The 500th paying customer has signed up to ride Virgin Galactic's private spaceship, and that customer is Ashton Kutcher.
The actor, currently starring in the CBS TV comedy "Two and a Half Men," will be among the first people to ride Virgin Galactic's SpaceShipTwo, which will carry paying customers up to the edge of space and back.
"I gave Ashton a quick call to congratulate and welcome him," Virgin Galactic founder Richard Branson wrote in a blog post announcing Kutcher's reservation on March 19. "He is as thrilled as we are at the prospect of being among the first to cross the final frontier (and back!) with us and to experience the magic of space for himself."
SpaceShipTwo is a suborbital spaceship built to carry six passengers and two pilots. It is launched from the air using a carrier plane known as WhiteKnightTwo. The brief space trip, which will offer passengers a few minutes of weightlessness and a view of Earth from the blackness of space, costs $200,000 per seat.
Virgin Galactic's first SpaceShipTwo vehicle, the VSS Enterprise, and its WhiteKnightTwo mothership have completed a series of manned glide tests. The next step will be for WhiteKnightTwo to carry the space plane up to midair, and then ignite SpaceShipTwo's rocket engines for a powered test flight.
"We are guided by safety and so will ensure that everything is just as safe as it can possibly be before we start commercial services — particularly as I will be on the first commercial flight with my kids!" Branson said.
Virgin Galactic officials have said they hope the first customers will ride in 2013 or 2014. The flights will launch and land from the new Spaceport America facility in southern New Mexico.
The addition of Kutcher to the Virgin flight roster should give the burgeoning company a boost of visibility.
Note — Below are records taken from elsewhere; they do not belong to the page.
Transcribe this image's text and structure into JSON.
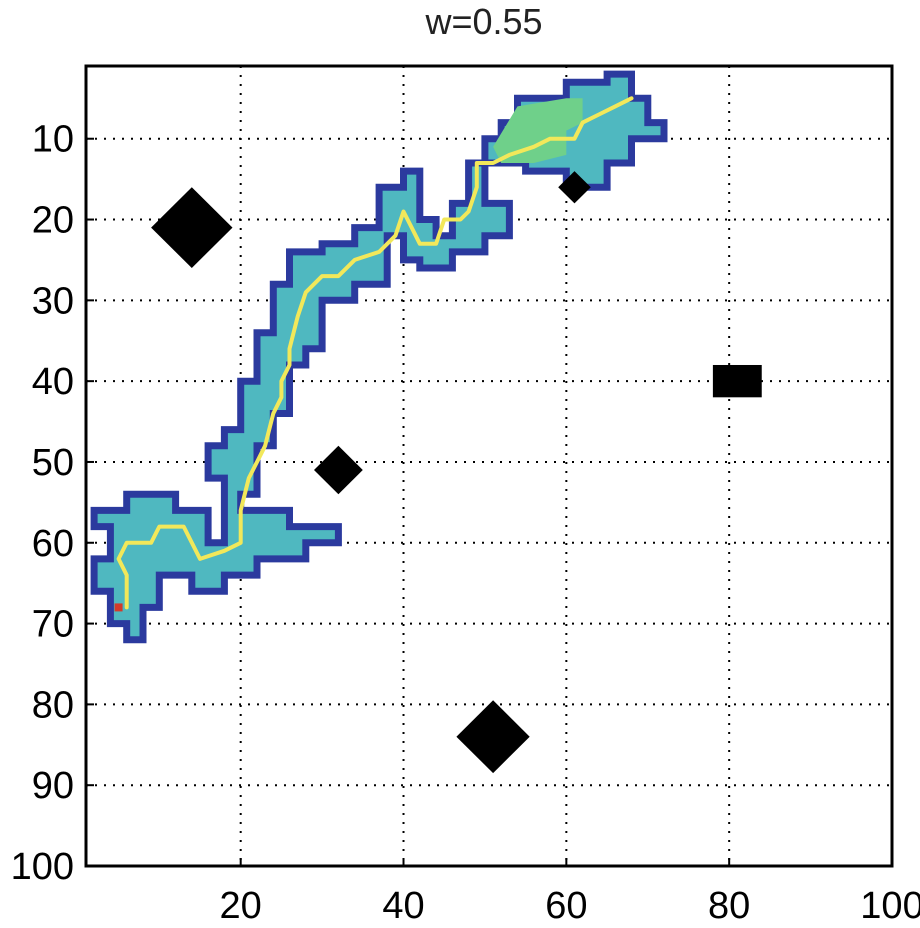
{
  "chart_data": {
    "type": "heatmap",
    "title": "w=0.55",
    "xlabel": "",
    "ylabel": "",
    "xlim": [
      1,
      100
    ],
    "ylim": [
      1,
      100
    ],
    "y_reversed": true,
    "grid": true,
    "x_ticks": [
      20,
      40,
      60,
      80,
      100
    ],
    "y_ticks": [
      10,
      20,
      30,
      40,
      50,
      60,
      70,
      80,
      90,
      100
    ],
    "colors": {
      "outline": "#2b3a9e",
      "cell_fill": "#4fb8c0",
      "high_fill": "#6fd08a",
      "path": "#f2e85a",
      "end_point": "#d23a2a",
      "obstacle": "#000000"
    },
    "explored_region_outline": [
      [
        65,
        2
      ],
      [
        68,
        2
      ],
      [
        68,
        5
      ],
      [
        70,
        5
      ],
      [
        70,
        8
      ],
      [
        72,
        8
      ],
      [
        72,
        10
      ],
      [
        68,
        10
      ],
      [
        68,
        13
      ],
      [
        65,
        13
      ],
      [
        65,
        16
      ],
      [
        60,
        16
      ],
      [
        60,
        14
      ],
      [
        55,
        14
      ],
      [
        55,
        13
      ],
      [
        50,
        13
      ],
      [
        50,
        18
      ],
      [
        53,
        18
      ],
      [
        53,
        22
      ],
      [
        50,
        22
      ],
      [
        50,
        24
      ],
      [
        46,
        24
      ],
      [
        46,
        26
      ],
      [
        42,
        26
      ],
      [
        42,
        25
      ],
      [
        40,
        25
      ],
      [
        40,
        22
      ],
      [
        38,
        22
      ],
      [
        38,
        28
      ],
      [
        34,
        28
      ],
      [
        34,
        30
      ],
      [
        30,
        30
      ],
      [
        30,
        36
      ],
      [
        28,
        36
      ],
      [
        28,
        38
      ],
      [
        26,
        38
      ],
      [
        26,
        44
      ],
      [
        24,
        44
      ],
      [
        24,
        48
      ],
      [
        22,
        48
      ],
      [
        22,
        54
      ],
      [
        20,
        54
      ],
      [
        20,
        56
      ],
      [
        26,
        56
      ],
      [
        26,
        58
      ],
      [
        32,
        58
      ],
      [
        32,
        60
      ],
      [
        28,
        60
      ],
      [
        28,
        62
      ],
      [
        22,
        62
      ],
      [
        22,
        64
      ],
      [
        18,
        64
      ],
      [
        18,
        66
      ],
      [
        14,
        66
      ],
      [
        14,
        64
      ],
      [
        10,
        64
      ],
      [
        10,
        68
      ],
      [
        8,
        68
      ],
      [
        8,
        72
      ],
      [
        6,
        72
      ],
      [
        6,
        70
      ],
      [
        4,
        70
      ],
      [
        4,
        66
      ],
      [
        2,
        66
      ],
      [
        2,
        62
      ],
      [
        4,
        62
      ],
      [
        4,
        58
      ],
      [
        2,
        58
      ],
      [
        2,
        56
      ],
      [
        6,
        56
      ],
      [
        6,
        54
      ],
      [
        12,
        54
      ],
      [
        12,
        56
      ],
      [
        16,
        56
      ],
      [
        16,
        60
      ],
      [
        18,
        60
      ],
      [
        18,
        52
      ],
      [
        16,
        52
      ],
      [
        16,
        48
      ],
      [
        18,
        48
      ],
      [
        18,
        46
      ],
      [
        20,
        46
      ],
      [
        20,
        40
      ],
      [
        22,
        40
      ],
      [
        22,
        34
      ],
      [
        24,
        34
      ],
      [
        24,
        28
      ],
      [
        26,
        28
      ],
      [
        26,
        24
      ],
      [
        30,
        24
      ],
      [
        30,
        23
      ],
      [
        34,
        23
      ],
      [
        34,
        21
      ],
      [
        37,
        21
      ],
      [
        37,
        16
      ],
      [
        40,
        16
      ],
      [
        40,
        14
      ],
      [
        42,
        14
      ],
      [
        42,
        20
      ],
      [
        44,
        20
      ],
      [
        44,
        22
      ],
      [
        46,
        22
      ],
      [
        46,
        18
      ],
      [
        48,
        18
      ],
      [
        48,
        13
      ],
      [
        50,
        13
      ],
      [
        50,
        10
      ],
      [
        52,
        10
      ],
      [
        52,
        8
      ],
      [
        54,
        8
      ],
      [
        54,
        5
      ],
      [
        60,
        5
      ],
      [
        60,
        3
      ],
      [
        65,
        3
      ]
    ],
    "high_value_region": [
      [
        54,
        6
      ],
      [
        60,
        5
      ],
      [
        62,
        5
      ],
      [
        62,
        8
      ],
      [
        60,
        9
      ],
      [
        60,
        12
      ],
      [
        56,
        13
      ],
      [
        52,
        13
      ],
      [
        51,
        11
      ]
    ],
    "path": [
      [
        6,
        68
      ],
      [
        6,
        64
      ],
      [
        5,
        62
      ],
      [
        6,
        60
      ],
      [
        9,
        60
      ],
      [
        10,
        58
      ],
      [
        13,
        58
      ],
      [
        15,
        62
      ],
      [
        18,
        61
      ],
      [
        20,
        60
      ],
      [
        20,
        56
      ],
      [
        21,
        52
      ],
      [
        22,
        50
      ],
      [
        23,
        48
      ],
      [
        24,
        44
      ],
      [
        25,
        42
      ],
      [
        25,
        40
      ],
      [
        26,
        38
      ],
      [
        26,
        36
      ],
      [
        27,
        32
      ],
      [
        28,
        29
      ],
      [
        30,
        27
      ],
      [
        32,
        27
      ],
      [
        34,
        25
      ],
      [
        37,
        24
      ],
      [
        39,
        22
      ],
      [
        40,
        19
      ],
      [
        41,
        21
      ],
      [
        42,
        23
      ],
      [
        44,
        23
      ],
      [
        45,
        20
      ],
      [
        47,
        20
      ],
      [
        48,
        19
      ],
      [
        49,
        16
      ],
      [
        49,
        13
      ],
      [
        51,
        13
      ],
      [
        53,
        12
      ],
      [
        56,
        11
      ],
      [
        58,
        10
      ],
      [
        61,
        10
      ],
      [
        62,
        8
      ],
      [
        64,
        7
      ],
      [
        66,
        6
      ],
      [
        68,
        5
      ]
    ],
    "end_point": [
      5,
      68
    ],
    "obstacles": [
      {
        "shape": "diamond",
        "center": [
          14,
          21
        ],
        "radius": 5
      },
      {
        "shape": "diamond",
        "center": [
          61,
          16
        ],
        "radius": 2
      },
      {
        "shape": "diamond",
        "center": [
          32,
          51
        ],
        "radius": 3
      },
      {
        "shape": "diamond",
        "center": [
          51,
          84
        ],
        "radius": 4.5
      },
      {
        "shape": "rect",
        "x_range": [
          78,
          84
        ],
        "y_range": [
          38,
          42
        ]
      }
    ]
  }
}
In fact, it's not far off from a suggestion put forward by astronomer Seth Shostak last month at the 2012 Next-Generation Suborbital Researchers Conference.
Shostak proposed that sending a celebrity on a suborbital flight would offer the kick the industry needed to gain momentum.
"My suggestion is, be sure to send Justin Bieber on one of these flights early on," Shostak said. "If there's more interest, there are more customers. If there are more customers, there's more technical development. It's a positive feedback loop, and obviously that's good."